Jovem sofreu calada por quase três anos. (Foto: Alvaro Pegoraro)

A cada dia, 12 mulheres são assassinadas no Brasil, mais de 500 sofrem agressões de todas as espécies a cada hora, sendo que cerca de 42% dos casos acontece dentro de casa. Os dados mostram uma dura realidade, mas estão longe de serem reais, já que é grande o número de vítimas que sofrem caladas. Medo, dependência financeira e a falta de apoio da família são fatores determinantes que mascaram a realidade destas mulheres.

Na contramão destas estatísticas, uma garota de 19 anos pôs fim a um relacionamento que durava quase três anos e solicitou as medidas protetivas da Lei Maria da Penha. Apoiada pela família, foi ainda mais longe e voltou à Delegacia de Polícia de Pronto Atendimento (DPPA), ao saber que seu ex estava descumprido a determinação judicial e arquitetando a morte da sua família.
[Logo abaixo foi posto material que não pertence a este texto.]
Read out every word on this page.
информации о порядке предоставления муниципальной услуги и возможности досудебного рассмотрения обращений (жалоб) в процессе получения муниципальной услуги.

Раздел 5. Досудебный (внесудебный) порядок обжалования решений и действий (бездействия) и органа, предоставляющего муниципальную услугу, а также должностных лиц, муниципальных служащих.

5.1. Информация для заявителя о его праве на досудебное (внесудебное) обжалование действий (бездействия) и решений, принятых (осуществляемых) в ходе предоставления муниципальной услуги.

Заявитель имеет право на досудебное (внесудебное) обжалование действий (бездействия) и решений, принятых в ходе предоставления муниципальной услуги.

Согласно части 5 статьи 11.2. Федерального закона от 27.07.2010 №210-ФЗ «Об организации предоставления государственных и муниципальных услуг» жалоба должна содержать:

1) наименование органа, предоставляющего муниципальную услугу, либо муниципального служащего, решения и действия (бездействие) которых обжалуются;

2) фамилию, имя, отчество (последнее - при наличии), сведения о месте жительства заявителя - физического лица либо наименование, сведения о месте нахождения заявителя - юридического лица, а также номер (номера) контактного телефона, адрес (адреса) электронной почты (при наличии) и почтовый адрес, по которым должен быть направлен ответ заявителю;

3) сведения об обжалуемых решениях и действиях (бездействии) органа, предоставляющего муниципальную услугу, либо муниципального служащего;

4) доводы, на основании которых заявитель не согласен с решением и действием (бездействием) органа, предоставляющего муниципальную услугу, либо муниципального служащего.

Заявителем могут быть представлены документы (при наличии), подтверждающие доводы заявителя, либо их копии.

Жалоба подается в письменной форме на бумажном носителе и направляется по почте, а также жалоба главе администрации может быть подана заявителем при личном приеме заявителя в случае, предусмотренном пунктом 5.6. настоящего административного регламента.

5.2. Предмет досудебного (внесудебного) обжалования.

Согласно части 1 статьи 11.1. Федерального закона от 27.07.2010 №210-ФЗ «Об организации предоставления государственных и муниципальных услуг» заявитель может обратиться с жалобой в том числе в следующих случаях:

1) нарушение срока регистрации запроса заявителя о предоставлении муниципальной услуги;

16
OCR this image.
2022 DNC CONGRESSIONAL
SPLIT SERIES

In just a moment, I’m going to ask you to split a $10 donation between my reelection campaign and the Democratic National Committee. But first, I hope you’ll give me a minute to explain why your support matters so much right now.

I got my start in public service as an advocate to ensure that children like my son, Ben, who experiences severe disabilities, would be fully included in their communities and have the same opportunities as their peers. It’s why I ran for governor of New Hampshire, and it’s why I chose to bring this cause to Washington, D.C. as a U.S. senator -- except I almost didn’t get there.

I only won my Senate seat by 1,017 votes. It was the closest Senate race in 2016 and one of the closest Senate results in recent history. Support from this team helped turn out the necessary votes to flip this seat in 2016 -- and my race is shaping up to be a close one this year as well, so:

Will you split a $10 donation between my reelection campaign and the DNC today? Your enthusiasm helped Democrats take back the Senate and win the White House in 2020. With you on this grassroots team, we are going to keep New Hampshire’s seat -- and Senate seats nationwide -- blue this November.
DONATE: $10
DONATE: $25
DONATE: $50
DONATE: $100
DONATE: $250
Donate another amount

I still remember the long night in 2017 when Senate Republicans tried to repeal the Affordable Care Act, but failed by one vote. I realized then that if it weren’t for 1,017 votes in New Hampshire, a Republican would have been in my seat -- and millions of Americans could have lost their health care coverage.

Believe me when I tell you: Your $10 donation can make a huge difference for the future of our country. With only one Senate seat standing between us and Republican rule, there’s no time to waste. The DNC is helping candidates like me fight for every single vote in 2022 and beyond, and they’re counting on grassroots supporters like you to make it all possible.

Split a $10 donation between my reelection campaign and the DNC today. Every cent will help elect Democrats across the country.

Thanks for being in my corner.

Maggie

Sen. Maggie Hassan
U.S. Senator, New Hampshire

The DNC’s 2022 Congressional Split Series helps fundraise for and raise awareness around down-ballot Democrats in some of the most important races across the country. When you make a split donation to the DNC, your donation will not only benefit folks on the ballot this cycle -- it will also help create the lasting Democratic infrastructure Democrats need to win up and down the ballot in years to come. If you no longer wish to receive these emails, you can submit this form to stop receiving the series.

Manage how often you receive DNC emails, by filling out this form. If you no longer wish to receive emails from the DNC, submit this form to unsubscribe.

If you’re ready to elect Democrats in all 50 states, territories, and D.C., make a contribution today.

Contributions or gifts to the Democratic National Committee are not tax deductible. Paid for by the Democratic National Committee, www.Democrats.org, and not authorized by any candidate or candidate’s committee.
Trata-se de um caso extremamente grave e que recebeu total amparo do delegado Vinícius Lourenço de Assunção. Ao tomar conhecimento das pretensões do acusado, o titular da DPPA solicitou um mandado de prisão preventiva – encaminhado ao Judiciário pelo delegado Felipe Staub Cano – e um de busca e apreensão. O de prisão não foi concedido, mas o delegado Vinícius foi até a casa do suspeito e o deixou a par da situação. O outro indivíduo, que seria contratado para executar o plano, ainda não foi localizado.

Na verdade, o ex-companheiro da vítima queria dar cabo dos pais dela e, assim, voltar a viver com a jovem e o filho do casal, um menino de 1 ano. Até revelou já ter comprado um revólver para que o contratado tirasse a vida dos ex-sogros. A arma, no entanto, não foi localizada.

SOFRIA CALADA
Ainda adolescente, a jovem engravidou e eles decidiram morar juntos, na casa dos pais dela. O rapaz não trabalhava e com o decorrer dos dias, passou a demonstrar ciúmes e possessividade, mas não aceitava o contrário. Em uma oportunidade, a garota o questionou sobre uma troca de olhares com outra adolescente e ele a agrediu com um soco no rosto. “Fiquei duas semanas com o olho roxo”.

A agressão a feriu, mas não foi o suficiente para contar aos pais sobre as dificuldades do relacionamento. “Eles brigavam muito e as vezes eu até gostava que ele ficava o dia inteiro trancado no quarto, para não precisar ficar olhando a cara dele”, mencionou a mãe da jovem.

O ápice da tolerância da mãe foi em uma manhã, no mês passado. Ao acordar, viu a filha sentada na cozinha, de cabeça baixa. Perguntou o que tinha acontecido e ela revelou que havia sido estrangulada. “Ele apertou meu pescoço. Tentou me matar”, descreveu. Mesmo estando na casa dos pais, a jovem não gritou por socorro. Pensou no filho e sofreu calada.

Mas a reação da sua mãe foi o inverso e pôs fim ao conturbado relacionamento. “Fui direto ao quarto dele, mandei ele pegar aos coisas e ir embora. Não tenho medo dele e pelos meus filhos, faço qualquer coisa”, descreveu a mulher. A jovem apoio a decisão da mãe e posteriormente procurou a DPPA e solicitou as medidas protetivas.

DESCUMPRIMENTO
O rapaz já havia descumprido as medidas protetivas, tentando entrar em contato com a garota, mas só após tomar conhecimento das intenções do ex – de mandar matar seus pais – é que ela voltou à DPPA e o denunciou novamente. “Ao saber, fiquei gelada, sem reação. Nem consegui falar”, disse. “Só quero ficar em paz. Não quero que outra pessoa passe por isso”, sintetizou.